4) Seria pelas manobras escancaradas da equipe na pista [2] ou nos boxes que obrigaram a FIA a modificar as regras mais de uma vez para reverter a perda de audiência na F-1 quem diria e que renderam ao piloto uma demorada e calorosa vaia da torcida presente, inclusive, a sua própria, fato inédito e inesquecível na história da F-1?
[2] Ah, bobagem. Desnecessário comentar.
5) Será porque teria deixado escapar três títulos [3] pilotando o melhor carro da temporada, para os, finalmente, rivais Hakkinem (ah, aquela ultrapassagem!) e Alonso (a lista é grande) e com tentativas frustradas de superá-los de forma... digamos... desleal em mais de uma oportunidade, sendo prejudicado pelos próprios erros.
[3] Quatro na verdade, mas uma não conta, pois foi quando sofreu aquele terrível acidente, em que, aliás, não teve culpa, ficando sete corridas fora do campeonato.
6) Será pelos... digamos... alguns erros que não se espera de um heptacampão com o currículo do alemão, frente a pressão imposta pelo espanhol nas pistas?
7) Será pelas excepcionais ultrapassagens sofridas incontáveis vezes ao longo de sua carreira? [4]
[4] Não podemos esquecer que fez ultrapassagens fabulosas também.
8) Será pelos muitos GP’s marcados por lances... digamos... polêmicos? E os erros consecutivos que marcaram inúmeros GP’s?
9) Será por concorrer com um piloto que, de fato (ou por fatos) merece tanto destaque [5]?
[5] Que sou fá do Senna é notório, mas nada a ver com o “bom moço” que, aliás, só fui conhecer depois de sua morte. Nunca me interessou sua vida pessoal, eu amava mesmo era o piloto. Dava prazer de ver o Senna correr.
Por acaso e não por sua causa, pois não o conhecia, comecei a acompanhar a F-1 no ano de sua estréia, mas não demorou muito para que começasse a torcer por ele, mais até que pelo Piquet, já bicampeão e com chances reais de vitória.
O Senna já era um mito em vida, sua morte só fez acentuar isso e não apenas no Brasil, na voz de um empolgado Galvão Bueno, mas no mundo todo. Ele não foi o primeiro piloto brilhante a morrer de forma espetacular na pista.
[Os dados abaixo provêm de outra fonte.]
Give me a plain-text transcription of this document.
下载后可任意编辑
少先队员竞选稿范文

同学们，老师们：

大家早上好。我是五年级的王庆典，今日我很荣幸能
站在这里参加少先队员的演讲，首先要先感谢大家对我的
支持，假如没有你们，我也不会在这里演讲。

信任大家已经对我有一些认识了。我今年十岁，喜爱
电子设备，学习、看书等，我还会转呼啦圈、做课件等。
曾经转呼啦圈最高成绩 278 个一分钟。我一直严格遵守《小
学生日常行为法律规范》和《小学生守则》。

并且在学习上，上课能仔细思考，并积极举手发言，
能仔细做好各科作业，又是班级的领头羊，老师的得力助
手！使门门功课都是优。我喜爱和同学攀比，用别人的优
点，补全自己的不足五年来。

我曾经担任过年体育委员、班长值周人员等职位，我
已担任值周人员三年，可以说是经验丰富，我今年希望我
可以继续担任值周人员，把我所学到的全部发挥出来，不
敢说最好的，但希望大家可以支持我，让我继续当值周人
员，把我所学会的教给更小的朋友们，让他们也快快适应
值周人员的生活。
E não foi por acaso que houve grande comoção em vários lugares do mundo entre os fãs do automobilismo.
10) Será por ter sido piloto de uma era, diferente do que todos acreditavam, eu inclusive, que não deixaria saudades, com uma F-1 muito mais interessante e competitiva antes (com Senna, Piquet, Proust, Lauda, Mansell e cia) e depois (com Alonso, Hamilton, Haikkonem, Massa, Kubica e tal) da era Schumacher?
Eu poderia continuar enumerando uma série de episódios, afinal, foram dezessete anos correndo, dos quais acompanhei quinze [6], mas nem todos eles juntos, na minha opinião, desmerecem o grande piloto que foi o alemão – embora ache uma injustiça que ele esteja em segundo lugar à frente de Proust e Fangio, mesmo tendo visto apenas lances espetaculares desse último.
[6] Cheguei a acompanhar algumas corridas após a morte do Senna, mas achei muito apáticas e perdi o interesse em seguida, ficando quase dois anos longe da telinha aos domingos, perdendo os dois primeiros títulos do alemão, mas não sem acompanhar toda a polêmica que os envolveu.
Além dos números, que dizem, falam por si próprios, uma coisa acredito, pode ser dita a favor do alemão: não me lembro de outro piloto que tivesse sempre tanta garra, tanta vontade, quase sempre sem um rival nas pistas, correndo sozinho por anos seguidos contra números sem nunca perder aquele entusiasmo de principiante. Essa vontade é, sem dúvida, uma grande qualidade.